Denis Arzelier, Florent Bréhard, Mioara Joldes, "Exchange algorithm for evaluation and approximation error-optimized polynomials", In 26th IEEE Symposium on Computer Arithmetic, June 2019, pp. 30-37 (online)

Note that the first publication came about due to a question I asked on Stackoverflow.

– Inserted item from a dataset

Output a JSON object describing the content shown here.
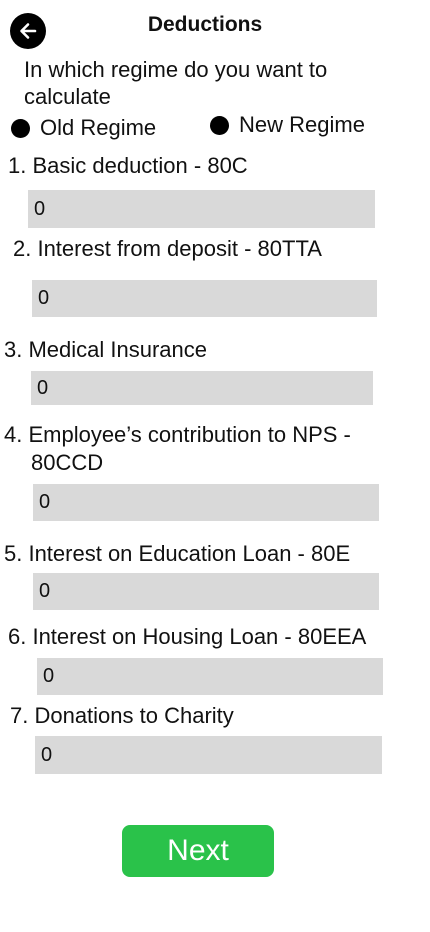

For my own use I am using a heuristic search for finding approximations optimized to account for both representational error in the coefficients and evaluation error in the polynomial evaluation. it can be loosely described as a form of simulated annealing. I have also checked into the use of genetic programming, but the preliminary results did not look promising, so I stopped pursuing this approach.

评论

0赞 Dexter S 9/19/2020
Thanks for your answer and your detailed description. I will definetely check these papers within the next days. I assume that “your own“ tools arent published or free available.... I will test sollya fpminimax to generate an approximation and evaluate the results.
0赞 njuffa 9/19/2020
@DexterS My own closed-source proprietary code for generating polynomial and rational approximations has been evolving in many small steps since the mid 1980s. The software quality is horrible from a modern software engineering perspective and so is the "user interface". The results are often quite competitive, though :-)
0赞 Dexter S 9/20/2020
so if you were in my situation, and did not have your own tool: What would you recommend to get fairly accurate approximations of several functions? Would you use sollya?
0赞 njuffa 9/21/2020
@DexterS I don't know your situation. In my experience, Sollya provides an excellent starting point if one needs to create polynomial approximations. If you anticipate working on this subject matter for years to come, you may ultimately want to create your own software.
0赞 Dexter S 9/23/2020
I actually didn't manage to install and use sollya. I am not experienced with compilers and installing packages, and there is fairly no detailed manual for the installation. I might ask a new question aiming to approximate the sine function... Thank you for your help!!